Regarding the one artist limit, I can see why you might take issue with it considering the effect it would have on your list, but I'll hazard a minor challenge to your reasoning. You -- correctly -- dismiss the premise of objectivity in the construction of your list, and instead defer to your heart. I do so too, but isn't there a tension here with how you rationalise what a list should be?

I don't have a problem with your rules per se; do your thing. However, you argue that a list with restriction is in some way a lie. You then go on to volubly articulate all the ways your own list is limited in favour of how you personally imagine and derive joy from music. My point being, we are both using the list to document and convey us and how we see our own tastes, far more so than making a claim to what is good. It seems you're aware of that but it's lost on me you'd consider my version of how to demonstrate mine somehow me lying to myself.
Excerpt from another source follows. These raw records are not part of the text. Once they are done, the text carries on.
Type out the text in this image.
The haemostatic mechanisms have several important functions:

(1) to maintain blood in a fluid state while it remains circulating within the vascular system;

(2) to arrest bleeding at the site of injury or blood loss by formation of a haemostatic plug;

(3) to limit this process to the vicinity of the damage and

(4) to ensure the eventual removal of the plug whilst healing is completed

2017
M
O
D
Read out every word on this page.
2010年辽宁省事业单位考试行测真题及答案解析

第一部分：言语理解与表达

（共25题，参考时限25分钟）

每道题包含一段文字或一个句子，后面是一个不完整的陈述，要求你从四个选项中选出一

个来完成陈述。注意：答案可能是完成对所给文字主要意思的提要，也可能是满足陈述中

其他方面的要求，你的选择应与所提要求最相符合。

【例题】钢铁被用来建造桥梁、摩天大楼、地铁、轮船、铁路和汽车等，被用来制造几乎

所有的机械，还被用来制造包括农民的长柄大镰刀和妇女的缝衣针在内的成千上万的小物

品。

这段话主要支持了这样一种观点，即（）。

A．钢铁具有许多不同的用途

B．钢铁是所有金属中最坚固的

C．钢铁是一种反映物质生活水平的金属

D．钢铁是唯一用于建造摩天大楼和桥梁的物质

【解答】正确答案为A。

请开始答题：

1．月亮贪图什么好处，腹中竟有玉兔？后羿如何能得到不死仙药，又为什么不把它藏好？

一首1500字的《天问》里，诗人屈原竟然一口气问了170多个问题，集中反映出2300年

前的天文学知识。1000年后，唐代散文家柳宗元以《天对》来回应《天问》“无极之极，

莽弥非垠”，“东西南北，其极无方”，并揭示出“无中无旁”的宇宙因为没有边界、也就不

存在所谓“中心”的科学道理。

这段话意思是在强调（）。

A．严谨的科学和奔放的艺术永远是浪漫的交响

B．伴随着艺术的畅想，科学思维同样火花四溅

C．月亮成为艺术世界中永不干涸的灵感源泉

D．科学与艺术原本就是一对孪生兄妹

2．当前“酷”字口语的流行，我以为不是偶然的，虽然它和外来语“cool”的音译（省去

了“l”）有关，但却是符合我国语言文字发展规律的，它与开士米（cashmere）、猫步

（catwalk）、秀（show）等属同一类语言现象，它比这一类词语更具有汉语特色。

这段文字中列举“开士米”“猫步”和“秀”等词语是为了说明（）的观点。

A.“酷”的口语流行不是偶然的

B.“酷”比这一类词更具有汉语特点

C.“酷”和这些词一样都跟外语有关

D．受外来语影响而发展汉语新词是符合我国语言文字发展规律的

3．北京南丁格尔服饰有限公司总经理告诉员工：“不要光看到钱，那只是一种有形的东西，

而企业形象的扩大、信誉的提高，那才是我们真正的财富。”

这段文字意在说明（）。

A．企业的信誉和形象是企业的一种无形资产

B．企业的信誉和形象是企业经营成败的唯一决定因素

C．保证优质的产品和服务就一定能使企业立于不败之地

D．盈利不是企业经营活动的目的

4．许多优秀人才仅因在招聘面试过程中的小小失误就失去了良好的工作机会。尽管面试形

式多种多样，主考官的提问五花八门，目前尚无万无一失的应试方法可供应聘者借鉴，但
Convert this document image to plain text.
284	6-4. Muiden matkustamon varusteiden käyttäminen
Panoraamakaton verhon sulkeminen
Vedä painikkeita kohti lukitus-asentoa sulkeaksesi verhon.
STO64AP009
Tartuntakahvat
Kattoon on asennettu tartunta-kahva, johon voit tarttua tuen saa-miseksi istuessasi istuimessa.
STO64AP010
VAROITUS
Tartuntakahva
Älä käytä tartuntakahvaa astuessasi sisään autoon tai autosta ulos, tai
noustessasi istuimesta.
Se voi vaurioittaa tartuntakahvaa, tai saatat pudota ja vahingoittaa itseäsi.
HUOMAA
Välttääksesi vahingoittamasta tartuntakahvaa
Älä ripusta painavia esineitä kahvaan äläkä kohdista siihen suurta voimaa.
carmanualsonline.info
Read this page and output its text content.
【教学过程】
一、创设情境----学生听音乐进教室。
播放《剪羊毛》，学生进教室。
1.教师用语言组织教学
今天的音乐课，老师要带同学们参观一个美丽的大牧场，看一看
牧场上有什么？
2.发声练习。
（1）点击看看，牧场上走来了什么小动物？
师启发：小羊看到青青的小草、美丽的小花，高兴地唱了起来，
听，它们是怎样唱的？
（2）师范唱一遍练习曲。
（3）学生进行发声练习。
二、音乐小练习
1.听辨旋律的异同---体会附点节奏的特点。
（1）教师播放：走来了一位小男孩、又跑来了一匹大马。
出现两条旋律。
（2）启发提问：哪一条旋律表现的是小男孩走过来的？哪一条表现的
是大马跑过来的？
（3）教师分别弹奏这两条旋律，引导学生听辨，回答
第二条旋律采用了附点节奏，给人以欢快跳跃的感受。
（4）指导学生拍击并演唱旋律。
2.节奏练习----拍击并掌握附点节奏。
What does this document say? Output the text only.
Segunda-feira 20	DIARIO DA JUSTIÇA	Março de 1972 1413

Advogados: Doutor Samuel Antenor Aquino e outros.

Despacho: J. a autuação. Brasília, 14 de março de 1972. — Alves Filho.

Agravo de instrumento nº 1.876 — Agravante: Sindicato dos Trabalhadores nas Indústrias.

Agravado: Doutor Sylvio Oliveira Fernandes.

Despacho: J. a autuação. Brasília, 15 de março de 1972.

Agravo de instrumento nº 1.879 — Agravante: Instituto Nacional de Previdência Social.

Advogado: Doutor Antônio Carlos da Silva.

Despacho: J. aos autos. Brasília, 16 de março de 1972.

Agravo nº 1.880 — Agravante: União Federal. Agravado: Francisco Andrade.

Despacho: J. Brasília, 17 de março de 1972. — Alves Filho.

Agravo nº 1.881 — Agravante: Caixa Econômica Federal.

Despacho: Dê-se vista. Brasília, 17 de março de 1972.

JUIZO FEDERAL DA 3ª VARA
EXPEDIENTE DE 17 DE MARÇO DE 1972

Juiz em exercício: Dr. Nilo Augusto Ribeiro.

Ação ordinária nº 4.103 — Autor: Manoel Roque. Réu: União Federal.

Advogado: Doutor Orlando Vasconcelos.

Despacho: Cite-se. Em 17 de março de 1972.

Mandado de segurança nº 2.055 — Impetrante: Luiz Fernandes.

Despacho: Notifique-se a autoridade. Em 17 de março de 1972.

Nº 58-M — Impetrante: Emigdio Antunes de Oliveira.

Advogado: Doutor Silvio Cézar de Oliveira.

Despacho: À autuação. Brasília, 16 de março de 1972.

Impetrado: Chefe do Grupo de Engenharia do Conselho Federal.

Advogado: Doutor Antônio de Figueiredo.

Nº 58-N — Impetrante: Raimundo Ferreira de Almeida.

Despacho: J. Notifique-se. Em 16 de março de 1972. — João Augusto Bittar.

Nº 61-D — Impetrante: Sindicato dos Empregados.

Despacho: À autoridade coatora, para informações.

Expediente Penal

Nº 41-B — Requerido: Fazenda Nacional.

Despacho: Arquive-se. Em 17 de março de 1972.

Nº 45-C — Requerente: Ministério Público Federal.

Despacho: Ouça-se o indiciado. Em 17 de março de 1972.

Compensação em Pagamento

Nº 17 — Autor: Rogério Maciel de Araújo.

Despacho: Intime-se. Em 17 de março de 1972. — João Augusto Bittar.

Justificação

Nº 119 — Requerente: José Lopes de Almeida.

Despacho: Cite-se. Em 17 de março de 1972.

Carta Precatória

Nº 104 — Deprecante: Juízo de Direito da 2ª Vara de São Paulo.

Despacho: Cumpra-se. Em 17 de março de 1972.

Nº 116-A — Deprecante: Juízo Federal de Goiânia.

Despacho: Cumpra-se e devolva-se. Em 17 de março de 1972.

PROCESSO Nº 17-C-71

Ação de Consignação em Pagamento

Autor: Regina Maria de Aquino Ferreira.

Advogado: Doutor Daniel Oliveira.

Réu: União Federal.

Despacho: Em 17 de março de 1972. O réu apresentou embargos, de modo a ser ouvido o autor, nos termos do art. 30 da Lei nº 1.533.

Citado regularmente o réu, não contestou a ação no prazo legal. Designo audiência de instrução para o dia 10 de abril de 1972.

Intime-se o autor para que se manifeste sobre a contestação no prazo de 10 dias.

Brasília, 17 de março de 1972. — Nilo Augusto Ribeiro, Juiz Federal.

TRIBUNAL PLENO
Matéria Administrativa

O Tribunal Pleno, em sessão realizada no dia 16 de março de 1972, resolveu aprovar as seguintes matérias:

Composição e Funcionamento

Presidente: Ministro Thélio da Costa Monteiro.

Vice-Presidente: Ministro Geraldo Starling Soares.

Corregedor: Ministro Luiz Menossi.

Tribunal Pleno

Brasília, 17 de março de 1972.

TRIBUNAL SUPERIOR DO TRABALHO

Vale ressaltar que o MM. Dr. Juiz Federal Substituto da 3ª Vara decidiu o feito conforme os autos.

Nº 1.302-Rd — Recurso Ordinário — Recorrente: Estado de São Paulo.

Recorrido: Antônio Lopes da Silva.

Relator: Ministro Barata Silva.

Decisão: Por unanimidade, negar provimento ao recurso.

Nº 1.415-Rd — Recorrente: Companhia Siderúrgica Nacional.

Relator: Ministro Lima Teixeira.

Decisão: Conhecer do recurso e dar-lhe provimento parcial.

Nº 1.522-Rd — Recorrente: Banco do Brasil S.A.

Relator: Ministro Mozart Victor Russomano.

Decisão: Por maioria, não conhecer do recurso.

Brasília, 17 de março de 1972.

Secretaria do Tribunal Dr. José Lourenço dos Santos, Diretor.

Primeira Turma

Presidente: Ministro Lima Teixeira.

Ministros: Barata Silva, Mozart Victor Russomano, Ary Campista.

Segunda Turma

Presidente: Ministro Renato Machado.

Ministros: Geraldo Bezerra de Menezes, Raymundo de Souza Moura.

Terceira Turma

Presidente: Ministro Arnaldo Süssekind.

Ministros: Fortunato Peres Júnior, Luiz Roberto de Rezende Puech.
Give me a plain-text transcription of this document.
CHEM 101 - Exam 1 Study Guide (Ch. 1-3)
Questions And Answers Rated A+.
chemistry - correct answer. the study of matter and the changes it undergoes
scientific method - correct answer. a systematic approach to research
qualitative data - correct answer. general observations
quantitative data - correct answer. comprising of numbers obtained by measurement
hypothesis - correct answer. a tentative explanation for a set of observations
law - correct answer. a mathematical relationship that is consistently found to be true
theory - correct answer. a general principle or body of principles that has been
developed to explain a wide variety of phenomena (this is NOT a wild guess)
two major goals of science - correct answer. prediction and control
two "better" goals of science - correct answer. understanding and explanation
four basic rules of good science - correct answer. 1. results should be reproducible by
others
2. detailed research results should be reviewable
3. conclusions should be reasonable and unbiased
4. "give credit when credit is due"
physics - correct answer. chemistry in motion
Simply put, I kind of figure that when someone sees I like Neil Young's On The Beach that they can also figure I like the rest of catalogue; and if they're so curious as to what extent that information is readily available on my profile. Moreover, it's compelling for me to make that commitment to a favourite by an artist that I could otherwise proliferate my list with indiscriminately, and it frees me up to self-express a modicum more and to make recommendations.

A list can do more than one thing at a time.

In any case, I enjoyed reading through your list. I appreciated picks like New York Tendaberry and the wild self-reporting of being a Gen-Xer (with that Joe Jackson live album, I promise you we can tell), however I am also left without anything new to go discover which leaves me wanting.